By Enyichukwu Enemanna
The United States on Tuesday slammed a sanctions against companies in Africa linked to illicit gold deals to help in funding the operations of mercenary fighters of Russia’s Wagner Group.
The companies include, Central African Republic-based Midas Ressources SARLU and Diamville SAU.
Washington also extended similar sanctions to two other firms in United Arab Emirates and Russia.
The U.S. Treasury Department said in a statement that four companies linked to Wagner and its leader Yevgeny Prigozhin, who was last weekend removed were all sanctioned.
The companies are accused of being used as a conduit help to pay the paramilitary’s forces fighting in Ukraine and undertaking operations to support Russian interests in Africa.

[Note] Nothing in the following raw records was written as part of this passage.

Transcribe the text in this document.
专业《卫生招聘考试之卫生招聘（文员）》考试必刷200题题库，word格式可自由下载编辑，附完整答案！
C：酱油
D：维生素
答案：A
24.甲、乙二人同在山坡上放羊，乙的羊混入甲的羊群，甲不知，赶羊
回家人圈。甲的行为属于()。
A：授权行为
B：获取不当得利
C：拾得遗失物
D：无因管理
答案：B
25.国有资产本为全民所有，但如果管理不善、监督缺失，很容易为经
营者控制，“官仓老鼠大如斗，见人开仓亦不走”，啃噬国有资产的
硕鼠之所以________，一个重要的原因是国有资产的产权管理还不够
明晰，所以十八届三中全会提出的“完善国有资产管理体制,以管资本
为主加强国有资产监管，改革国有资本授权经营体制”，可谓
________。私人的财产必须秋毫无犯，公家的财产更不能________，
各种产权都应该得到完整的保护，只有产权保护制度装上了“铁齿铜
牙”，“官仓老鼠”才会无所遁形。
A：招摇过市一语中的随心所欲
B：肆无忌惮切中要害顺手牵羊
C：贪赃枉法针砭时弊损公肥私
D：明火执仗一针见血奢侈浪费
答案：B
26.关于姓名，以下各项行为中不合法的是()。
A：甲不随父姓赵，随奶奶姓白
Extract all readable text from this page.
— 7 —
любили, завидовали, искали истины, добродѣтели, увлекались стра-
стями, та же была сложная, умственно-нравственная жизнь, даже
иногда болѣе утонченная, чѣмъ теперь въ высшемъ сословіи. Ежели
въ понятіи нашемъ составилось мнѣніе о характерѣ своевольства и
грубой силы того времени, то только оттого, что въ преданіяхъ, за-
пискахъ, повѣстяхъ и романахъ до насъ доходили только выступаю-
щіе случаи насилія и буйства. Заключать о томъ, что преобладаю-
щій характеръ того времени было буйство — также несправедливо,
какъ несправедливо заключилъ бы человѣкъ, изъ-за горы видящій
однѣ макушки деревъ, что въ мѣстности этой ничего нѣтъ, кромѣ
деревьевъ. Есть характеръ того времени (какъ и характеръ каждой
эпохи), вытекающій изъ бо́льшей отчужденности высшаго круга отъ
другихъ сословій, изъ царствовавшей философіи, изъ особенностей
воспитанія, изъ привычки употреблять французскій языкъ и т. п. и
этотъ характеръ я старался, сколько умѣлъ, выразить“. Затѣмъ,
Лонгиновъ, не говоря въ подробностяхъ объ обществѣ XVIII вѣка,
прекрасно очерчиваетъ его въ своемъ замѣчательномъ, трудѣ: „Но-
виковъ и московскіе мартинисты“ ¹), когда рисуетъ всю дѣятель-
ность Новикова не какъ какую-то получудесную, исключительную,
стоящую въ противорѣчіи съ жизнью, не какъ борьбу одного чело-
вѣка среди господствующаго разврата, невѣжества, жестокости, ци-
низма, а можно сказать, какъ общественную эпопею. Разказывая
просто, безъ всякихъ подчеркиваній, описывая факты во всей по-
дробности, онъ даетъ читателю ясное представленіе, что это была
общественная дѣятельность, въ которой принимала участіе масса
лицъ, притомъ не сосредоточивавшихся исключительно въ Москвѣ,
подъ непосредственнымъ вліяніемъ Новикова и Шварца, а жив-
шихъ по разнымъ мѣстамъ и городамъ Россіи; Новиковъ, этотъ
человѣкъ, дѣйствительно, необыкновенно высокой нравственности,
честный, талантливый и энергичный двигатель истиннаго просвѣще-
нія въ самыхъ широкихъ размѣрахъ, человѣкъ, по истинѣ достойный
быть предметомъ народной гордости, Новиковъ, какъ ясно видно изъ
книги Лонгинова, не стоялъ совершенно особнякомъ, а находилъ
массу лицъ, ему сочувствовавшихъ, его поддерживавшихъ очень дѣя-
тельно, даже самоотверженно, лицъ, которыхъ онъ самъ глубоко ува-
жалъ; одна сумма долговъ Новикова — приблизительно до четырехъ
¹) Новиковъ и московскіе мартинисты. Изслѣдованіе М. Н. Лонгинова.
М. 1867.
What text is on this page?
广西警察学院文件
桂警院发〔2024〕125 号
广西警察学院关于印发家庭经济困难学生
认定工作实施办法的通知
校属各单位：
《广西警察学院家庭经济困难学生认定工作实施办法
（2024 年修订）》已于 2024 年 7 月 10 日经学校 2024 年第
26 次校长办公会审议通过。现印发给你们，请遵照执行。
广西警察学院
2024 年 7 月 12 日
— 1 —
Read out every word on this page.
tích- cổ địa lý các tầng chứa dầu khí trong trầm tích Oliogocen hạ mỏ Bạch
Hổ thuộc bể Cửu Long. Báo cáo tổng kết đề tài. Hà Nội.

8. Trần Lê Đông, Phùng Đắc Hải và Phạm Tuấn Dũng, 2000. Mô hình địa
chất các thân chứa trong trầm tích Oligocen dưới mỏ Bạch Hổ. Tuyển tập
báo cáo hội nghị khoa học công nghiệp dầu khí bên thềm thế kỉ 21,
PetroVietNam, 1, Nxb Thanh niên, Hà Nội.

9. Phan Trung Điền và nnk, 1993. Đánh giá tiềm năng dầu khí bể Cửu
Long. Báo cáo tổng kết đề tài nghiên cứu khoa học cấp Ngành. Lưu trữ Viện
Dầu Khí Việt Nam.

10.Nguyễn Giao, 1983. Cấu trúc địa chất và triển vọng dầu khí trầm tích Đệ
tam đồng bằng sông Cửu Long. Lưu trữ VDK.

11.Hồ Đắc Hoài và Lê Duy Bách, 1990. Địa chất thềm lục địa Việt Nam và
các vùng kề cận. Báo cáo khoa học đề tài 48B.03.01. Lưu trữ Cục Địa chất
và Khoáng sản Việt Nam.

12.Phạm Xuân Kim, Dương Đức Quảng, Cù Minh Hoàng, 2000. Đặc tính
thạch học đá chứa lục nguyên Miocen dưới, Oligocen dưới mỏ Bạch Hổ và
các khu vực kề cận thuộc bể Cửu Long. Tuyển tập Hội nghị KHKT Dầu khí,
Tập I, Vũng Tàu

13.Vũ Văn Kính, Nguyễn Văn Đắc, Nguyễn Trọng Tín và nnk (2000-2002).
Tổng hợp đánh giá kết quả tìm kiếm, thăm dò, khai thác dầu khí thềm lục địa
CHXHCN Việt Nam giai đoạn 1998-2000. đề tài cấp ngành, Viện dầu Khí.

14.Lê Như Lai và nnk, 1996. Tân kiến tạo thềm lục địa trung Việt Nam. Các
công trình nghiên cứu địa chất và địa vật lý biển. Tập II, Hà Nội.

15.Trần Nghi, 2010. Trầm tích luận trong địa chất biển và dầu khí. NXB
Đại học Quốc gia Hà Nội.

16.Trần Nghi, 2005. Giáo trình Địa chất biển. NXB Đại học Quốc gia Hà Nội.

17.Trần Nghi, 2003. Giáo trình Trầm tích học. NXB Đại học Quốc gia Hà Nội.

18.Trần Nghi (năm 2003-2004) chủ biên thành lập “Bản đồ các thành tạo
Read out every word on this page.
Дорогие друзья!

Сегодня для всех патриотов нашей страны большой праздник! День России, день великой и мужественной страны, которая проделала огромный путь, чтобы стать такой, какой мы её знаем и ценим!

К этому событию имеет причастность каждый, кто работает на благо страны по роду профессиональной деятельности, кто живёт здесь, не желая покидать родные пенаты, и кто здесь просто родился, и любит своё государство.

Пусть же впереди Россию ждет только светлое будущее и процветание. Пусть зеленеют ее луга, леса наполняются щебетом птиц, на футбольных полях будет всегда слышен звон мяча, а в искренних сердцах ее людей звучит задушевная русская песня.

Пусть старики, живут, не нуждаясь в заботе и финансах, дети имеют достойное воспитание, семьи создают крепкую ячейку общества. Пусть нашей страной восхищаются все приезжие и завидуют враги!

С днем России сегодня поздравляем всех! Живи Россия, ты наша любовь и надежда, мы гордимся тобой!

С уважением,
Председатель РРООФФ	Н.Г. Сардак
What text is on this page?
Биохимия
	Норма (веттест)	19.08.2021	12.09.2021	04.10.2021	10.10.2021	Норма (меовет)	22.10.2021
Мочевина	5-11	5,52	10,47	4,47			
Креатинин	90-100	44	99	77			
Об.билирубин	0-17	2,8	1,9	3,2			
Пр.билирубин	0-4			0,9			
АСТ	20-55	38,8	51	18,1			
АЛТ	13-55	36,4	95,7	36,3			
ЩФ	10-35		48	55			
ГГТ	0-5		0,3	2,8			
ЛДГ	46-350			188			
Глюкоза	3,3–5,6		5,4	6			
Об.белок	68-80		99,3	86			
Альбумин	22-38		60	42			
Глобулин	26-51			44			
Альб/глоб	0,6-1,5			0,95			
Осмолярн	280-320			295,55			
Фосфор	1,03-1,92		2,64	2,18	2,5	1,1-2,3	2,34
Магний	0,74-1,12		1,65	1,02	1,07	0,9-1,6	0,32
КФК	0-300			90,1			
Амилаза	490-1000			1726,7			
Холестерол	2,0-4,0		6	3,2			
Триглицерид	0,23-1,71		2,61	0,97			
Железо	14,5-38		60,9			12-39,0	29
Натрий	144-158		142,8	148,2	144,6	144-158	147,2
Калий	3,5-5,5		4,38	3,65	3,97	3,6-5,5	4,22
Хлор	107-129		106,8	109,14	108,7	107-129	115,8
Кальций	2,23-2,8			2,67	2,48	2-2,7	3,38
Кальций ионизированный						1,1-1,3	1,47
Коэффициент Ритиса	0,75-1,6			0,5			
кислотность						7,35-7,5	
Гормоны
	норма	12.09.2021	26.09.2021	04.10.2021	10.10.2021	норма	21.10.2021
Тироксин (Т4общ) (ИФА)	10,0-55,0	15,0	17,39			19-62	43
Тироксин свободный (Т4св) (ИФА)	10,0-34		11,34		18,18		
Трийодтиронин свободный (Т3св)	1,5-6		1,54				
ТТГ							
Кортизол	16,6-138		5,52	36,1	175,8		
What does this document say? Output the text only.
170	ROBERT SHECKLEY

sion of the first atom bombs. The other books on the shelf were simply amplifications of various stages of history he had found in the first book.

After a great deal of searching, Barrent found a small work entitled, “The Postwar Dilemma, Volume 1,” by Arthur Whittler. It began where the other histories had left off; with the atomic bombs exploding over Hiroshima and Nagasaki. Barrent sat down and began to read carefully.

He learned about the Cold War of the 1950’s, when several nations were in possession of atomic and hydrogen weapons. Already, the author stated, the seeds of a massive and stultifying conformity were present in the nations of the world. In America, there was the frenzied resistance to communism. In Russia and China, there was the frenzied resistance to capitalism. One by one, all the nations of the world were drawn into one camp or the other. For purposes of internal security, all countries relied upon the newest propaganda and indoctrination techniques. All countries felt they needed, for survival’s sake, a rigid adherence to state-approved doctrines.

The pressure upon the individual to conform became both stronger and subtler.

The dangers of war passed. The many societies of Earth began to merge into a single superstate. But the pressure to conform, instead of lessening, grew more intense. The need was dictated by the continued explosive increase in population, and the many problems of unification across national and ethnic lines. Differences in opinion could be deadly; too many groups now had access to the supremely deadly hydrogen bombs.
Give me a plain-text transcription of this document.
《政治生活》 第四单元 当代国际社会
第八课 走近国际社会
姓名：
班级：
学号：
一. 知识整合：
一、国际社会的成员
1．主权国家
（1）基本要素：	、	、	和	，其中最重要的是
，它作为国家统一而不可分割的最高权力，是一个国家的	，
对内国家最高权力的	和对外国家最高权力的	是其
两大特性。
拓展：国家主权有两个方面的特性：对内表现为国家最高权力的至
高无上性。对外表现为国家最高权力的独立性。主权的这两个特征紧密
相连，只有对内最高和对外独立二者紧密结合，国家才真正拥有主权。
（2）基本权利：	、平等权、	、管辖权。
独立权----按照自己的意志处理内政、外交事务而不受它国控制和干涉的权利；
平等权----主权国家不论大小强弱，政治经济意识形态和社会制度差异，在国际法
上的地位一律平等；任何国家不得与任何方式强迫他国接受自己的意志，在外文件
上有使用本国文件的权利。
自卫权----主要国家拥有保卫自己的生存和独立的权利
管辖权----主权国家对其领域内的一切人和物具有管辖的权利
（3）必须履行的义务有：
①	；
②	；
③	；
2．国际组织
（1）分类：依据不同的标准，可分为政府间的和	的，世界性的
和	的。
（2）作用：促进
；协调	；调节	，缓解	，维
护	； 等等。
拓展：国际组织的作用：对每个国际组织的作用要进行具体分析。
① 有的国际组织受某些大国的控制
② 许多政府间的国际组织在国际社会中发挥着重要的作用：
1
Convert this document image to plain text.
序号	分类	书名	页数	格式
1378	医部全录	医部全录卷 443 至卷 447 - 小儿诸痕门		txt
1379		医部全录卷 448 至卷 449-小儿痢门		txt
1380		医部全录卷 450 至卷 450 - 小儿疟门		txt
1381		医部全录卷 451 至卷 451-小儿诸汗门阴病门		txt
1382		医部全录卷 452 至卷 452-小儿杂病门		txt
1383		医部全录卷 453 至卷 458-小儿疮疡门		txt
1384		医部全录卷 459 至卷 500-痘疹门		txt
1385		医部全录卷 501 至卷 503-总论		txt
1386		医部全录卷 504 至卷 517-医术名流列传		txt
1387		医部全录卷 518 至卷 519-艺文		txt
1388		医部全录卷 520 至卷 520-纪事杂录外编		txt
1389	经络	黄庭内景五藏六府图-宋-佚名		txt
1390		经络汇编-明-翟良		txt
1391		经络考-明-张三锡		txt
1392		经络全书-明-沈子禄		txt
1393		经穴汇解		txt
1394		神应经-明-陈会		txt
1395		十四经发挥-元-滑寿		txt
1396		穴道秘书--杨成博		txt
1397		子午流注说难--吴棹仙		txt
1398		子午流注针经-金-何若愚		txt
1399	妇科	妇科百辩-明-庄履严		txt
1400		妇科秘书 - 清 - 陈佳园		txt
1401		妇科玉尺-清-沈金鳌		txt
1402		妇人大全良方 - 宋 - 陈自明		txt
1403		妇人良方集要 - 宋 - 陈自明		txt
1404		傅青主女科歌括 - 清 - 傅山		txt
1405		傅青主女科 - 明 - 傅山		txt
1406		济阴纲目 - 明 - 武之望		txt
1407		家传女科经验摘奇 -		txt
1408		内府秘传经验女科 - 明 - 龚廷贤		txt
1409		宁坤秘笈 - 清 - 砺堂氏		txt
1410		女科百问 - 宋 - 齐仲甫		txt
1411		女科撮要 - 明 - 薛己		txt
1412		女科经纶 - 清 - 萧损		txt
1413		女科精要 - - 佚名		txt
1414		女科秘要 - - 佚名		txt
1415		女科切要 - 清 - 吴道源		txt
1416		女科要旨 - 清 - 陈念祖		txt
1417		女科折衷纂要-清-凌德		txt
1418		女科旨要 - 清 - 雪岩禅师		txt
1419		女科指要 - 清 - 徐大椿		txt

“The Wagner Group funds its brutal operations in part by exploiting natural resources in countries like the Central African Republic and Mali. The United States will continue to target the Wagner Group’s revenue streams to degrade its expansion and violence in Africa, Ukraine, and anywhere else,” Brian Nelson, Treasury undersecretary for terrorism and financial intelligence, said in the statement.
The sanctions involves blocking any assets the companies hold in the U.S. and prohibit them from engaging in new deals in the U.S.
The State Department said the sanctions were not unconnected to Wagner’s short-lived mutiny last weekend against Russian President Vladimir Putin and Moscow’s defence leadership for its handling of Russia’s war against Ukraine.
Wagner has fought in Libya, Syria, the Central African Republic, Mali and other countries, and has fought some of the bloodiest battles of the 16-month war in Ukraine, including at Bakhmut.
The group was founded in 2014 after Russia illegally annexed Ukraine’s Crimea Peninsula and started supporting pro-Russia separatists in Ukraine’s eastern Donbas region.
The sanction also hit the UAE-based Industrial Resources General Trading; and Russia-based DM, a limited liability company.
Andrey Nikolayevich Ivanov, a Russian national, was also sanctioned.
The Treasury Department accused him of being an executive in the Wagner Group and said he worked closely with senior Malian officials on weapons deals, mining concerns and other Wagner activities in the country.